Saturday, January 17, 2015

Nature of Reality - Another Imperfect Option

Assuming my free-will is really free, and not some farcical illusion of a pre-ordained mind forced to believe thusly, I still have a few complaints.  What kind of sad joke is it to live in universe where free-will enables the broad manipulation of future reality, and not only be limited to a few relatively limited sensory organs to comprehend current reality, but also have to make guiding decisions using a seriously flawed computing engine equipped with logically inconsistent logic routines,  faulty usage of "beliefs" where "facts" should apply, essentially no effective engine for statistics,  highly limited short-term memory (about 7 items, really???!?!), an error-prone and malleable long-term memory (without change tracking), and a hormonally-attuned "emotional override" circuit that is likely many millennia out of date.

I understand the nature of engineering trade-offs, and the self-learning, auto-correlation, and memory-pruning tools are pretty impressive so maybe some other areas had to give, but I think a little more attention to the conscious decision components would be helpful.  It would be SO much easier to make decisions if a few more criteria could be weighted in ad-hoc mode, and it would help every so much if intentional desire to commit info to long-term memory could be more efficient (even if you had to intentionally purge some others).   A better interface to that impressive differential math coprocessor that lets NBA players shoot 3-pointers on the move, yet makes it hard for most students to master calculus, would be nice. 

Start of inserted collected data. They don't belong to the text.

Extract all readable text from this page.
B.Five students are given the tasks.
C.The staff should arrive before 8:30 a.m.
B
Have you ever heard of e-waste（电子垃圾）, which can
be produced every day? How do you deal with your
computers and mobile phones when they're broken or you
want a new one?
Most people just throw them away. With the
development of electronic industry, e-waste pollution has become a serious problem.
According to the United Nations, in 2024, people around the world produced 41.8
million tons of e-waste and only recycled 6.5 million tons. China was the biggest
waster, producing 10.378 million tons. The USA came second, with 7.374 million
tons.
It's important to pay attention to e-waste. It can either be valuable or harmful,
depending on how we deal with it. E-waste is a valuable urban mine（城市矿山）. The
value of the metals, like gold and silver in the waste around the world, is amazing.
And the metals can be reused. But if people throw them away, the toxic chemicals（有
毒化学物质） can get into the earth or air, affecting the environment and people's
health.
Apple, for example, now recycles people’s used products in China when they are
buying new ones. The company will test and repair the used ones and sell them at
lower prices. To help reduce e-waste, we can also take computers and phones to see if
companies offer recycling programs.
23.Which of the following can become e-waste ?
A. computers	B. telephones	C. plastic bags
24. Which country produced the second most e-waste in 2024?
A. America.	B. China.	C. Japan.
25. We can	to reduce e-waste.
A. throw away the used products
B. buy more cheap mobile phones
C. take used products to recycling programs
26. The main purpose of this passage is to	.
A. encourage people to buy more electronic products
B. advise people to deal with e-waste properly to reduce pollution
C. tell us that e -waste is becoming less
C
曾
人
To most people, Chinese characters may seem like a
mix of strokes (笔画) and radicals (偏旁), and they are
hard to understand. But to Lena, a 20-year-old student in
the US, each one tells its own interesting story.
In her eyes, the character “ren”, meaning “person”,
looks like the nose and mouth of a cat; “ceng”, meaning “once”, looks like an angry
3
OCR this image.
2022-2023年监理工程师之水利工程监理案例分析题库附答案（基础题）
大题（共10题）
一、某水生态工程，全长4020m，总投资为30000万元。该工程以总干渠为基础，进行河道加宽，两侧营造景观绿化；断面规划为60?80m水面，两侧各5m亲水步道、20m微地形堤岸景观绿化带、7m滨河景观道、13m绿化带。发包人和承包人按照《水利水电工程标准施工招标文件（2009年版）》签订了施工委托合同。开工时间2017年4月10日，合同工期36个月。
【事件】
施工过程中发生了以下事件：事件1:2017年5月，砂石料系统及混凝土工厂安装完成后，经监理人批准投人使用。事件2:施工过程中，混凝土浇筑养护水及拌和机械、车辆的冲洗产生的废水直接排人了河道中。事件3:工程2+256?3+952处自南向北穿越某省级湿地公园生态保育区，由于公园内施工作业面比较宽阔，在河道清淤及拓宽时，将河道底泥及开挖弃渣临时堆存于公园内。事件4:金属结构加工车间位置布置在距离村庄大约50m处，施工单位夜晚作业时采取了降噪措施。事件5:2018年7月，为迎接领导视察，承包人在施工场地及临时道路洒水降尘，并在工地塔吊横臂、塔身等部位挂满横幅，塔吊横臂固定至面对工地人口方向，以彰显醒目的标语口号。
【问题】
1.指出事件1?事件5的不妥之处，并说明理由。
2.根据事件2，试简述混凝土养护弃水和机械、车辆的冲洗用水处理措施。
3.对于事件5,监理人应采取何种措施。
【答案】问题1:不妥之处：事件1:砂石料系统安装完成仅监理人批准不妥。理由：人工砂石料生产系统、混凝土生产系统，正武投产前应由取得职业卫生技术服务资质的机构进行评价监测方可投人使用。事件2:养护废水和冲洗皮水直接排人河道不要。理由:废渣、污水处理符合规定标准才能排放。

But it's really the logical fallacies that are readily allowed by the high-level algorithm engine that needs work.  Why have a machine that can self-analyze to find faults, yet have pre-wired sections that difficult or impossible to modify (let alone that the weighting of desire to actually make changes is so weak).  Maybe the root flaw is self-certainty -- people are just a little too sure of their obviously error-prone decisions to drive change.  Or maybe that derives from the questionable "respect" circuit, where we more heavily weight the opinions of people who seem certain over those who seem uncertain, even in non-crisis situations.  And that crisis circuit needs work too -- what's this deal about dumping adrenaline in for routine business situations, and thereby invoking archaic hormonal overrides where cold logic would better apply (and we won't even get into the unnecessary stress effects that causes)? 

Let's see if we can't make some wiring and programming changes, shall we?  And fix at least the more egregious processor limitations?